A common size balance sheet takes into consideration the relative percentage of every asset, liability, and equity account to be immediately broke down. Any single asset detail is compared to the value of total assets. In like manner, any single liability is compared to the value of total liabilities, and any equity account is compared to the value of total equity. Thus, each major classification of account will approach 100%, as all more modest parts will amount to the major account classification.

Common size balance sheets are not required under generally accepted accounting principles, nor is the percentage data introduced in these financial statements required by any regulatory agency. Albeit the data introduced is helpful to financial institutions and different lenders, a common size balance sheet is regularly not required during the application for a loan.

Albeit common-size balance sheets are most ordinarily used by internal management, they additionally give helpful data to outer parties, including independent auditors. The most important part of a common size balance sheet is that it upholds simplicity of comparability.
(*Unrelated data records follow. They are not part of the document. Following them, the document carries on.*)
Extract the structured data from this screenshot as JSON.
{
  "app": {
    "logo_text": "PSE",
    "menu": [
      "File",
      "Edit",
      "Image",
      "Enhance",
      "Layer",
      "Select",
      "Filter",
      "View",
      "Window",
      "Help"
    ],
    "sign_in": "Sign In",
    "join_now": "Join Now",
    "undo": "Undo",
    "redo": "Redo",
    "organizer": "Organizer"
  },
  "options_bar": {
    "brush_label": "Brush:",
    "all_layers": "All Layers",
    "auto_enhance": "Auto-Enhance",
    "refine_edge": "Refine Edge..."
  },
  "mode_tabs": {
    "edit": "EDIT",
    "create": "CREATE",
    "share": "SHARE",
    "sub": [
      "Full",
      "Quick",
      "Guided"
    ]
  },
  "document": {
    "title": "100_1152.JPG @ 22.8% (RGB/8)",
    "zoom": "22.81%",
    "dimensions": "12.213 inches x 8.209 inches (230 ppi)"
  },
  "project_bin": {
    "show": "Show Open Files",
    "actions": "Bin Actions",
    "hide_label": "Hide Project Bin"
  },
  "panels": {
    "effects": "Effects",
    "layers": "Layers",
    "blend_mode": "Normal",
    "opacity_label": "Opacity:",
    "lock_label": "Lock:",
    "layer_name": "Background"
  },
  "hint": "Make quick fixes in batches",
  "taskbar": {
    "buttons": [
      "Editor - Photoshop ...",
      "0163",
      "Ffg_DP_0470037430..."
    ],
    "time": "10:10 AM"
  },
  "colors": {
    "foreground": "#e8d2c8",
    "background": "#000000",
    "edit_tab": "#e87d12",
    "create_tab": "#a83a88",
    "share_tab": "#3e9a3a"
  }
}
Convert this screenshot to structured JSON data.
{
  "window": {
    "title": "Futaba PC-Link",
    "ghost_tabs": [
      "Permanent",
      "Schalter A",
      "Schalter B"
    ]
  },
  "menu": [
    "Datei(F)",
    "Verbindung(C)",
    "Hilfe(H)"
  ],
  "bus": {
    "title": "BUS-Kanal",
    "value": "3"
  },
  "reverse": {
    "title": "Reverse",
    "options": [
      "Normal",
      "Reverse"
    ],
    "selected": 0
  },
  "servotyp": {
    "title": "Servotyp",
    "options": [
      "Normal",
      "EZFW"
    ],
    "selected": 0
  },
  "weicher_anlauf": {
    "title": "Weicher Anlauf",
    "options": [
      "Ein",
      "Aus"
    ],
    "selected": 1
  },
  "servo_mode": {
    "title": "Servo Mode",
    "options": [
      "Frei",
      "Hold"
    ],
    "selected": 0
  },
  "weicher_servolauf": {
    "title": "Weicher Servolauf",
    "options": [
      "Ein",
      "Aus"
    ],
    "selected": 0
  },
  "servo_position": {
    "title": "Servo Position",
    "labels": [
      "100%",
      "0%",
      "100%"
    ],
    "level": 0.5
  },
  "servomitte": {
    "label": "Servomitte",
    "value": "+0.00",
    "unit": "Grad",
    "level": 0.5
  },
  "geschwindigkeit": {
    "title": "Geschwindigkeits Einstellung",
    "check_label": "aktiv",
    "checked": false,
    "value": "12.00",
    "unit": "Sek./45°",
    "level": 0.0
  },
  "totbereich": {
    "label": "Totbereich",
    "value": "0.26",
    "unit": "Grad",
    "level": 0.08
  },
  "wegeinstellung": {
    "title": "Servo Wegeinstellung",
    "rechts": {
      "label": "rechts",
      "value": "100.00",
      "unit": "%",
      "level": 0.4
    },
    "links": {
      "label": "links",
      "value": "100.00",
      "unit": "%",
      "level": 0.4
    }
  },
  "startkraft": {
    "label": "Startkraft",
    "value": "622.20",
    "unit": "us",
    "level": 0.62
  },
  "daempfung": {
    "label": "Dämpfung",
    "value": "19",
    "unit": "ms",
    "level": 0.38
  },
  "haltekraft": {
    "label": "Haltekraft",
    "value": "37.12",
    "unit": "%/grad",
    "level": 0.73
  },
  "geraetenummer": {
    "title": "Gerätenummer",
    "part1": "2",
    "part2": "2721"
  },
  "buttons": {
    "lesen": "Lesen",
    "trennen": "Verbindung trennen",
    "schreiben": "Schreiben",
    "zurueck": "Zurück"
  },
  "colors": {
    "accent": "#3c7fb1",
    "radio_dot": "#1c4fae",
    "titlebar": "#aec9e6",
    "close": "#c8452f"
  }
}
The common size balance sheet shows the cosmetics of a company's different assets and liabilities through the introduction of percentages, notwithstanding absolute dollar values. This manages the cost of the ability to rapidly compare the historical trend of different details or categories and gives a baseline to comparison of two firms of various market capitalizations. Also, the relative percentages might be compared across companies and industries.

Illustration of a Common Size Balance Sheet

A company has $8 million in total assets, $5 million in total liabilities, and $3 million in total equity. The company has $1 million in cash, which is part of its total assets. The common size balance sheet reports the total assets first arranged by liquidity. Liquidity alludes to how rapidly an asset can be transformed into cash without influencing its value.

Thus, the top line of the financial statement would list the cash account with a value of $1 million. Moreover, the cash addresses $1 million of the $8 million in total assets. Subsequently, alongside reporting the dollar amount of cash, the common size financial statement incorporates a column which reports that cash addresses 12.5% ($1 million partitioned by $8 million) of total assets.